Thursday, June 05, 2014

Guest Blog: Bi Woman Reflects on Illinois Marriage Equality

Here’s to Illinois by Elizabeth Harrison

Elizabeth Harrison,

I grew up in a closet.

I first came out as bisexual when I was in tenth grade. It is a little shocking to me that I even knew the word, with how little our media discusses bisexuality. I told a friend at a leadership retreat. She didn’t know any of my friends from back home. It was safe.

In the coming years I would convince myself that those words were some sort of fluke. Something that didn’t need to mean anything. Perhaps everyone said things like that from time to time. I put myself back in the closet and there I stayed.

And who could blame me? In Colorado Springs, Colorado, where reminders that same-sex attraction was a sin were a fact of daily life. Literally down the street from New Life Church and Focus on the Family, megacenters of “family”, “Christian” values telling me that same-sex love was inherently wrong.

The law agreed. My own country and government agreed. I grew up in a world where it was a simple fact of existence that gay, lesbian, bisexual and transgender people could be denied basic civil rights because of who they loved. GLBT people could be fired from their jobs for being too “out”, they could not openly serve, and they certainly could not marry. I heard military members talking about “Don’t Ask, Don’t Tell”- how GLBT people should just be quiet about it. I remember a 9th grade teacher’s homophobic rants in class, well-supported by the school and the parents. I remember military members saying that it was a problem for GLBT people to serve because “we just wouldn’t want to shower with one of them” or “it just wouldn’t be right to share a tent”.

This bothered me. As long as I can remember, this bothered me.

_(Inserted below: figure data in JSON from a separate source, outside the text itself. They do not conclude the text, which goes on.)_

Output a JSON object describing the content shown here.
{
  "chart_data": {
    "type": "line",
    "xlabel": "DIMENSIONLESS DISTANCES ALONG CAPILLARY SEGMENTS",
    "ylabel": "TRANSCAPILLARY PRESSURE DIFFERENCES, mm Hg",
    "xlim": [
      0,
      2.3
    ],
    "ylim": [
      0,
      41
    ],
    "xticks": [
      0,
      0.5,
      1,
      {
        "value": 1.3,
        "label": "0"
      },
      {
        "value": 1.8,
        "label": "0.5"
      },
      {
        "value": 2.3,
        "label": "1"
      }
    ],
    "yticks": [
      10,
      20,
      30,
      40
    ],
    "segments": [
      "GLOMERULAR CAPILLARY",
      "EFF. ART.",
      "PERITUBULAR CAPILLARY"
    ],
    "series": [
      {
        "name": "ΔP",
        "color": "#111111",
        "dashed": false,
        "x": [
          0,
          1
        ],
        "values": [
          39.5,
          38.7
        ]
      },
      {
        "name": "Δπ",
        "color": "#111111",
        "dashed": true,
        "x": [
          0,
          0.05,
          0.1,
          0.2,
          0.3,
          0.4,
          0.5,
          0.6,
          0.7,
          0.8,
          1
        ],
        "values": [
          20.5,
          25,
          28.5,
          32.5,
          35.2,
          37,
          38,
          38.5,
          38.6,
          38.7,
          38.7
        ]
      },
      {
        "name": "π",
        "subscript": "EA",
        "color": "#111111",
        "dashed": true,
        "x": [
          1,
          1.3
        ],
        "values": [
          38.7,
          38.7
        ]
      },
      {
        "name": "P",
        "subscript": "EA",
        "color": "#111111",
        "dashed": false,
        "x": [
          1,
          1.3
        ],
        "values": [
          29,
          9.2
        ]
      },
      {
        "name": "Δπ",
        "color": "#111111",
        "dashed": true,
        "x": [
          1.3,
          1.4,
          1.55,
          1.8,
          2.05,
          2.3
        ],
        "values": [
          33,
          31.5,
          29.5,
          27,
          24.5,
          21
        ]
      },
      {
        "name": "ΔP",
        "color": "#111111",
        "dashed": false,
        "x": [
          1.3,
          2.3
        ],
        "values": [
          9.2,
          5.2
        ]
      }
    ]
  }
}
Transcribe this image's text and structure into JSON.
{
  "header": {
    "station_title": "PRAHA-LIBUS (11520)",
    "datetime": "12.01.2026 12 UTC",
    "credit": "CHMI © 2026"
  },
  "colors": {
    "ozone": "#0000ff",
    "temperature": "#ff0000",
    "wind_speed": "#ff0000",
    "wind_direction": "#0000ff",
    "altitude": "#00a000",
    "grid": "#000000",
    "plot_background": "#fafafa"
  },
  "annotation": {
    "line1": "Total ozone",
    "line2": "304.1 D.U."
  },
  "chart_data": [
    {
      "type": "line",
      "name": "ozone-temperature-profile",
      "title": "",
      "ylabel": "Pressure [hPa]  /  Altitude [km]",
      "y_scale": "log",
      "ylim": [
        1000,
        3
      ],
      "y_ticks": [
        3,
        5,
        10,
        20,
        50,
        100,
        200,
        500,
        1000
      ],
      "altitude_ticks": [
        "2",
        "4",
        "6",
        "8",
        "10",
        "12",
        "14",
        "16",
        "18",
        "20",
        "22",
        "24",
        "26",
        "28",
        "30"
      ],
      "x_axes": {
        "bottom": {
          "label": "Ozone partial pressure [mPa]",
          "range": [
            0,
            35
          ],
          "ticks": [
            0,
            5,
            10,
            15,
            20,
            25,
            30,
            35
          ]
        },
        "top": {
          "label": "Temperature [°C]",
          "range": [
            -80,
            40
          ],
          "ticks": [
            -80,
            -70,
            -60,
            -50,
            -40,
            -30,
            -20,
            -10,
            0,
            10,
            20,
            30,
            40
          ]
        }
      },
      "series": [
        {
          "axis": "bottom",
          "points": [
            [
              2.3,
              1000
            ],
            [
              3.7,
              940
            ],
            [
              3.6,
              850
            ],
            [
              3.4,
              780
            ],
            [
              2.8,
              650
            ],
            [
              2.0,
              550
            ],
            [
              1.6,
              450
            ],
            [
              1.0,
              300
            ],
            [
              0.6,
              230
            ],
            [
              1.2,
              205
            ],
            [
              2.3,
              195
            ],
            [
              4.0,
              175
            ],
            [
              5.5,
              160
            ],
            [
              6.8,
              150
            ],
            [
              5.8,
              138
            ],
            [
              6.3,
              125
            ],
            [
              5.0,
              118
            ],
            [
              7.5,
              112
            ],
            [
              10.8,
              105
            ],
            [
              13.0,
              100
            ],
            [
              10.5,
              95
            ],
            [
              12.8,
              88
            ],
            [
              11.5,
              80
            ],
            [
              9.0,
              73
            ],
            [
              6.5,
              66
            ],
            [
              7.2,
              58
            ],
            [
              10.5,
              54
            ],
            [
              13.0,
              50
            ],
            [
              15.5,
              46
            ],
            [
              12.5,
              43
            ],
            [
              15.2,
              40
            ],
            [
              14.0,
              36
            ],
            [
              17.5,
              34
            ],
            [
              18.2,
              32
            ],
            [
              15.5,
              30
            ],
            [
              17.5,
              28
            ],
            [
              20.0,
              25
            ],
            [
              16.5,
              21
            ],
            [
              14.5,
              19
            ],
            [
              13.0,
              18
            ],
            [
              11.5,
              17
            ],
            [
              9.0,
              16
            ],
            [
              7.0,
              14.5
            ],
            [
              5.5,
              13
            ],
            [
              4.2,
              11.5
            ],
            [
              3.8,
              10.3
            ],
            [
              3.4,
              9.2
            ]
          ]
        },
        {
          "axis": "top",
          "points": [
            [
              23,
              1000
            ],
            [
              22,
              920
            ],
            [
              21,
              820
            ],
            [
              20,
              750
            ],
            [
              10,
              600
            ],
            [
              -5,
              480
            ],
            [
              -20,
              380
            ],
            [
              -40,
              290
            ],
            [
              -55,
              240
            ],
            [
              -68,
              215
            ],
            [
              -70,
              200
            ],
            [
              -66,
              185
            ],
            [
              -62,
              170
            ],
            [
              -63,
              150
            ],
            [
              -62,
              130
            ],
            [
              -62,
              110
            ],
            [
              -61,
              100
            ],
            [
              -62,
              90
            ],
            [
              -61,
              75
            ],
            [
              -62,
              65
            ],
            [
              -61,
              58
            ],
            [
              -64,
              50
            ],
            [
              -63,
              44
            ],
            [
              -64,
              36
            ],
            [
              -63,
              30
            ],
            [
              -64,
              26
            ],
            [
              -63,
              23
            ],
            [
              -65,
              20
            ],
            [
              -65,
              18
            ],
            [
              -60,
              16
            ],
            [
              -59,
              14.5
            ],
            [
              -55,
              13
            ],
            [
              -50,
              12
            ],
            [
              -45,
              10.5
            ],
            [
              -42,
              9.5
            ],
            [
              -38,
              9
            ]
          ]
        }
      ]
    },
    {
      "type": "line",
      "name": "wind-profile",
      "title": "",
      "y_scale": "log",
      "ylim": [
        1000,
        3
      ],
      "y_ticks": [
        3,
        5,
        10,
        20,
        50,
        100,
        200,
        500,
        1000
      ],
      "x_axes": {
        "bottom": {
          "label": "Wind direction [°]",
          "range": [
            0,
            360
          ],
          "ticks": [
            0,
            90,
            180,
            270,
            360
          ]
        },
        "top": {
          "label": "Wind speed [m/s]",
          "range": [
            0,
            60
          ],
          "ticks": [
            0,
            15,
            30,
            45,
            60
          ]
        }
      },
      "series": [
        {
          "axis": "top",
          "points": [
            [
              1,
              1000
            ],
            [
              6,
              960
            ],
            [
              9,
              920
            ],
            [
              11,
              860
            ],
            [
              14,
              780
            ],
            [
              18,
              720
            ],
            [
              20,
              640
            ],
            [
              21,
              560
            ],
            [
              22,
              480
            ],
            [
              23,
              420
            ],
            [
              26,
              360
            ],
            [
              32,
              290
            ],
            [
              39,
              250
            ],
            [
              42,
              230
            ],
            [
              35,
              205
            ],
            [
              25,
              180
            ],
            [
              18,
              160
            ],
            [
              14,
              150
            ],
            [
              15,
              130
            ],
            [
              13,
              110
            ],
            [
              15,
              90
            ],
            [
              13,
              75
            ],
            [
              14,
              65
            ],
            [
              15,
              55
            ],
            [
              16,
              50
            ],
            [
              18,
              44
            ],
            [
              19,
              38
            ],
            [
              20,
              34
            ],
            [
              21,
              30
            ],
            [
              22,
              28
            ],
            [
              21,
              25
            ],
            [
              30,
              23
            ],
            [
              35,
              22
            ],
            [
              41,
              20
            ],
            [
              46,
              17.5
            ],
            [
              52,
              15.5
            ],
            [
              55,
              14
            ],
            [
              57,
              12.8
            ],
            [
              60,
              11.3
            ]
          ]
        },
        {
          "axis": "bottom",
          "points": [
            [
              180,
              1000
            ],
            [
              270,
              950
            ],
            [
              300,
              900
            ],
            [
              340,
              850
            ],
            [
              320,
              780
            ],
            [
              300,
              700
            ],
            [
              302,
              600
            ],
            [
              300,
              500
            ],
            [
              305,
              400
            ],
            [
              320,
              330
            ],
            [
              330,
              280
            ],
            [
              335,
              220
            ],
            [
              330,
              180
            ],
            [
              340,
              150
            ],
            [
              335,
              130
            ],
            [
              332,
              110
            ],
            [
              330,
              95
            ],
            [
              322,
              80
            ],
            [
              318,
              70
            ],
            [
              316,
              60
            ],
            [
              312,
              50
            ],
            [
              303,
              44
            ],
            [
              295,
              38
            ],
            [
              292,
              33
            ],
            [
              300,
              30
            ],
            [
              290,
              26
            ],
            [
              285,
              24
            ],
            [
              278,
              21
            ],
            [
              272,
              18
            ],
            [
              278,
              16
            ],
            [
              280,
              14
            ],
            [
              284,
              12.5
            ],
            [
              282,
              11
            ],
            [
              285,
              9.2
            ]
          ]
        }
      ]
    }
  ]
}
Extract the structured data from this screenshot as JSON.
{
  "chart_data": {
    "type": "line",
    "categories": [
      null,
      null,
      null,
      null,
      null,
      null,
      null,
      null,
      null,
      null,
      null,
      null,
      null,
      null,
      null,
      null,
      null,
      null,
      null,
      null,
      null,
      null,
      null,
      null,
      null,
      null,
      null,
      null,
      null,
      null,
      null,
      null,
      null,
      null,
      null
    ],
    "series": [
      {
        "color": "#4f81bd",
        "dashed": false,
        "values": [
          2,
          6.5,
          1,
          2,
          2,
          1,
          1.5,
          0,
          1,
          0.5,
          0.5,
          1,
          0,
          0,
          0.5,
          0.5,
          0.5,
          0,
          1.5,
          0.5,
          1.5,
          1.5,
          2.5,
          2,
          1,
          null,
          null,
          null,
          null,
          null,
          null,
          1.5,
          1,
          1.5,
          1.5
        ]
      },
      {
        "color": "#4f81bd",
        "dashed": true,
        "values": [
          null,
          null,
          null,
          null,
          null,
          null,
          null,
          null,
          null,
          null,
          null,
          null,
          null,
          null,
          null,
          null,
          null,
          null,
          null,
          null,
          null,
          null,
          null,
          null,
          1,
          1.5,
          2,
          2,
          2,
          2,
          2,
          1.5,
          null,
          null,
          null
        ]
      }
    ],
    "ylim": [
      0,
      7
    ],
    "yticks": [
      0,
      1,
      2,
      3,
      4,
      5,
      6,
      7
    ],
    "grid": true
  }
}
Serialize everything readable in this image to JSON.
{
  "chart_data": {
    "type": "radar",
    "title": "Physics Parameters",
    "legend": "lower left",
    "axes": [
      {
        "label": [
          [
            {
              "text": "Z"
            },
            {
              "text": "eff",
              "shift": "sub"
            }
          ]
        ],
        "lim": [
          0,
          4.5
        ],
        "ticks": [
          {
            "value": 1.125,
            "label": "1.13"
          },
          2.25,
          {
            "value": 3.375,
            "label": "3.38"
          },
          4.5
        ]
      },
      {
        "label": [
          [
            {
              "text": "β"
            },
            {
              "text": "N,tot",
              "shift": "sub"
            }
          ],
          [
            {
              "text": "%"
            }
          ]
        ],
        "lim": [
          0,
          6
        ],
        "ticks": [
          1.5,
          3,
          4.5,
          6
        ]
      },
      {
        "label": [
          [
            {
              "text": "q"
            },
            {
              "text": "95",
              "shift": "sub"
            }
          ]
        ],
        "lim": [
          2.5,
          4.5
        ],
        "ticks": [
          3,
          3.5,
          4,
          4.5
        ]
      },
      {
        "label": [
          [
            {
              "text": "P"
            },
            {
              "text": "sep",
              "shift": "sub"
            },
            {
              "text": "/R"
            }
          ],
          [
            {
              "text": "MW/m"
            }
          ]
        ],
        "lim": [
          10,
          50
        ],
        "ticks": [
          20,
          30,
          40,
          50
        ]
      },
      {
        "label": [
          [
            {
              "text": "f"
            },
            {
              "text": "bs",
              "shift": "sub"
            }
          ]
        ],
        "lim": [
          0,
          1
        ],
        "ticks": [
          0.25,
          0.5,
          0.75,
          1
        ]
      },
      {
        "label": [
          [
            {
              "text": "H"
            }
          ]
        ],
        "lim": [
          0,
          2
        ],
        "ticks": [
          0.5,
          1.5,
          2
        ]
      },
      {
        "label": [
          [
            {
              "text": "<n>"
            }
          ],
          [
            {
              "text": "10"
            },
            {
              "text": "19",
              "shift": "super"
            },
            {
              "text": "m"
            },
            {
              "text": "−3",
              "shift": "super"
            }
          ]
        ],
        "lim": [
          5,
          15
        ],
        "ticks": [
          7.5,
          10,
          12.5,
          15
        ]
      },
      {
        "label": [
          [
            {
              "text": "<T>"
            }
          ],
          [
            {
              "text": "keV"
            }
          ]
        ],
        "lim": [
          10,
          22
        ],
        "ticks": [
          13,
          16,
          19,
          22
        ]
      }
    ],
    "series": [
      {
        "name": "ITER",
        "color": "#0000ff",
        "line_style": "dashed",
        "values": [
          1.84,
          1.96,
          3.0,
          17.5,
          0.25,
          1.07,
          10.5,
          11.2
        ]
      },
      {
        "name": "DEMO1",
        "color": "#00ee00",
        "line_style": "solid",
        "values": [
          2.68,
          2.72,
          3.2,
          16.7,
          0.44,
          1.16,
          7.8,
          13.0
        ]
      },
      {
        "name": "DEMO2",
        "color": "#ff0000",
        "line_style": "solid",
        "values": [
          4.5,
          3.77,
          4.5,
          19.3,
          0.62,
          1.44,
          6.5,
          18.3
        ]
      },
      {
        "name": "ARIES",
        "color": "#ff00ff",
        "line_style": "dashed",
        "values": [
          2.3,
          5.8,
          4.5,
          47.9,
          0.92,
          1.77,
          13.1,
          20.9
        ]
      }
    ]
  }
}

I raged against it. In 9th grade, I remember a boy calling me an “angry, feminist liberal” in English class and other girls telling me to act less opinionated so boys would like me. I remember wanting to start a Gay Straight Alliance or some other GLBT club in my high school. I emailed the national GSA chapter and they strongly urged me to consider if starting such an organization on the north side of Colorado Springs would be safe. I didn’t come out. I didn’t create a group that would help others come out. Because we feared for our safety.

By high school I had noticed that I liked boys and girls. I liked one girl in particular, and friends were quick to call us lesbians. But I knew that I wasn’t a lesbian. I liked boys too. So I must be straight. Same-sex love was wrong, so I dated boys instead. I pretended it didn’t matter. It was just experimental. It wasn’t real. Things ended badly with her.

My male partner of 4 years eventually knew that I was bisexual, but I didn’t tell many others. After all, I was with a man, so I told myself it didn’t matter. With men, I could picture the white dress, the church wedding, the kids, the life. I knew I liked women, but I grew up in a world where a marriage to a woman would be a ceremony not respected by the law. It wouldn’t feel like a real marriage, because it would not be equal to a marriage with a man. It would be a scandal. I could lose my job.
I grew up in a world where my civil rights were denied so fully that it began to seem like a fact of life. I don’t know when it happened, and I hate that it happened, but at some point it began to seem normal. Society told me that same-sex love was less, that I was less worthy, that the bisexual part of me was deviant and wrong, and eventually a part of me believed it.

I didn’t realize how much I had accepted this utter violation of my rights until marriage was legalized in my current state of residence, Illinois. It didn’t feel real. I didn’t know what to do. It still doesn’t feel real. Now spending the rest of my life with a woman is just as viable an option as spending my life with a man. I can really, fully, love and marry who I want. I don’t know how to feel. I am finally equal (at least under the law), and I feel happy, I feel like jumping up and down, I feel like crying, I feel… more than a little scared that it will be taken away.